Das irrende Gewissen

Das Gewissen kann irren, weil für die moralische Beurteilung einer Situation auch Sachwissen erforderlich ist. Thomas von Aquin spricht vom konkreten Gewissensspruch als con-scientia (wörtlich Mit-Wissen) und unterscheidet ihn von der grundlegenden Gewissensanlage (synderesis). Während diese Fähig­keit, Gutes anstreben und Böses meiden zu wollen, Leben schützen und Lebenszerstörung verhindern zu wollen, irrtumsfrei ist, ist die konkrete Gewissensentscheidung irrtumsanfällig. Denn das Sachwissen, auf dem sie basiert, kann unzureichend oder falsch sein.

Leben und Unversehrtheit der Menschen in den Hotspots werden geopfert als Teil einer asylpolitischen Strategie.

So mag die Entscheidung, keine Menschen aus Moria aufzunehmen, eine Gewissensentscheidung sein. Allein, sie ruht auf mangelhafter Sachlichkeit. Die Argumentationsfigur des Kanzlers: Wenn wir Menschen von den griechischen Inseln aufnehmen, dann motiviere das andere, ebenfalls aufzubrechen. Sie würden sich in die Hände von Schleppern begeben, deren Geschäft blühe – und wir riskierten, dass sie unterwegs im Mittelmeer ertrinken. Obwohl sie dem Hausverstand so eingängig erscheint, fehlt der These vom Pull-Faktor jegliche empirische Grundlage. Darauf weist die Migrationsforschung seit Langem hin. Was für Bio-, Medizin- oder Wirtschaftsethik gilt, sollte auch in dieser Frage gelten: Ethische Argumentationsgänge müssen vor der einschlägigen Forschung bestehen können. Im Übrigen setzen sich Menschen der lebensgefährlichen Fahrt übers Mittelmeer aus, weil sie keine andere Möglichkeit haben. Wer dem Schlepperwesen die Geschäftsgrundlage entziehen will, muss reguläre Fluchtwege (zum Beispiel humanitäre Visa und Korridore, Resettlement) schaffen.

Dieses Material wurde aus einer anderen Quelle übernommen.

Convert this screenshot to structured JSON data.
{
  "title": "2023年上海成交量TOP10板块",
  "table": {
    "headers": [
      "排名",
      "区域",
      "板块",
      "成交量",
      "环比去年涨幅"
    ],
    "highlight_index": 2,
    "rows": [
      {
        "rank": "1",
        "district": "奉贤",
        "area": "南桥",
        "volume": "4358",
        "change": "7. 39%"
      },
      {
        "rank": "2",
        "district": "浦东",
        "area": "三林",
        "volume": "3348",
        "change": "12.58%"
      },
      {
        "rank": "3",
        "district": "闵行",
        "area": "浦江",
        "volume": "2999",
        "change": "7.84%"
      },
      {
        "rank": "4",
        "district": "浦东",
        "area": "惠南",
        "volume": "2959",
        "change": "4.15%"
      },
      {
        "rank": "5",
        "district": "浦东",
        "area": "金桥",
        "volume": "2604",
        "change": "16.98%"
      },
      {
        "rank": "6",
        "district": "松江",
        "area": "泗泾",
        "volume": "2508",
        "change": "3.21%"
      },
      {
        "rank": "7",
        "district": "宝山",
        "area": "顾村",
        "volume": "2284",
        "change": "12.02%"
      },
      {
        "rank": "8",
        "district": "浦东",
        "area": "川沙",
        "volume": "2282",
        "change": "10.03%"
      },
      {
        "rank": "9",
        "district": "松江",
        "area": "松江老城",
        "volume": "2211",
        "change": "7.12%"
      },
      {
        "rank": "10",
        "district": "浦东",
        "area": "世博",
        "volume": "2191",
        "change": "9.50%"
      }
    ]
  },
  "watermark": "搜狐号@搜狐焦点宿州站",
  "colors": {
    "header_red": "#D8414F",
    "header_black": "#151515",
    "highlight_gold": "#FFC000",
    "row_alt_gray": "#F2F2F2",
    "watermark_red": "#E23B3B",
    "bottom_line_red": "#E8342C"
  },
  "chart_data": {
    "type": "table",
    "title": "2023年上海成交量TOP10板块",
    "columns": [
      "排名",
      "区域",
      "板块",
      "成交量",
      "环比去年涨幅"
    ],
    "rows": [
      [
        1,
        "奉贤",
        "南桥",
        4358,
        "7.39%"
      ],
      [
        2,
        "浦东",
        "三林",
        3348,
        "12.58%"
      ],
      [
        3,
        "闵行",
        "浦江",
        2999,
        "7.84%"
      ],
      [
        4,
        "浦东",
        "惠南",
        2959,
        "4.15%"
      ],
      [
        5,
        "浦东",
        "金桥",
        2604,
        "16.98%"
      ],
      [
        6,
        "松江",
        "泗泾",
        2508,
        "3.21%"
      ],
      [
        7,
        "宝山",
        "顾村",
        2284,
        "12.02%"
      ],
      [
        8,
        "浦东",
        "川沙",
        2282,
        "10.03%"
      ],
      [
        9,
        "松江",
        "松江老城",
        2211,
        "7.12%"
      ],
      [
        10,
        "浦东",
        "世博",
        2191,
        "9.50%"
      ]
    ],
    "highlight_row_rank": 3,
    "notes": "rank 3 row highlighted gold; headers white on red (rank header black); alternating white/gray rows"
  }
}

Auch Kurzens zweite Begründung seines ­Gewissensurteils steht sachlich auf tönernen Füßen: 2015 dürfe sich nicht wiederholen. Doch ist die aktuelle Situation eine ganz andere als damals. Erstens kann die Aufnahme jetzt kontrolliert und geordnet passieren, Integrationsmaßnahmen können von Anfang an mitgeplant werden. Zweitens ist die Katastrophe von Moria hausgemacht, die EU hat das Leid der Menschen dort selbst verursacht. Moria ist einer von fünf Hotspots, die 2015/16 auf griechischen Inseln eingerichtet wurden, um in der EU ankommende Asylsuchende zu registrieren, Zulassungsverfahren durchzuführen und die Zugelassenen rasch aufzuteilen auf die EU-Mitgliedsstaaten, wo die Asylverfahren durchgeführt werden sollten. Das griechische Asylsystem war damals schon längst zusammengebrochen, die griechischen Behörden überfordert, der politische Wille der europäi­schen Regierungen zu einer fairen Verteilung schwand rasch. So wurden aus einigen Tagen in einem Übergangslager Monate und Jahre. Aus einem Aufnahmezentrum, ausgelegt für 3000 Menschen, wurde ein Elendsquartier für knapp 20.000. Erfahrene Katastrophenhelfer sagen, menschenunwürdige Zustände wie in den EU-Hotspots hätten sie in keinem anderen Flüchtlingslager der Welt gesehen.

Bildung des Gewissens

Gewissensentscheidungen treffen wir weder im luftleeren Raum noch einfach aus uns selbst heraus. Luther beruft sich vor dem Reichstag auf sein Gewissen, das gebunden ist an das Wort Gottes. Für Kant ist das Gewissen der praktischen Vernunft verpflichtet, die sich ihrerseits auszurichten hat am Imperativ, Menschen niemals bloß als Mittel zu gebrauchen. Bonhoeffer sieht das natürliche Gewissen in der Gefahr der Selbstrechtfertigung und das durch Christus befreite Gewissen „weit geöffnet für den Nächsten und seine konkrete Not“. Kurzum, das Gewissen braucht Orientierungspunkte und will gebildet werden.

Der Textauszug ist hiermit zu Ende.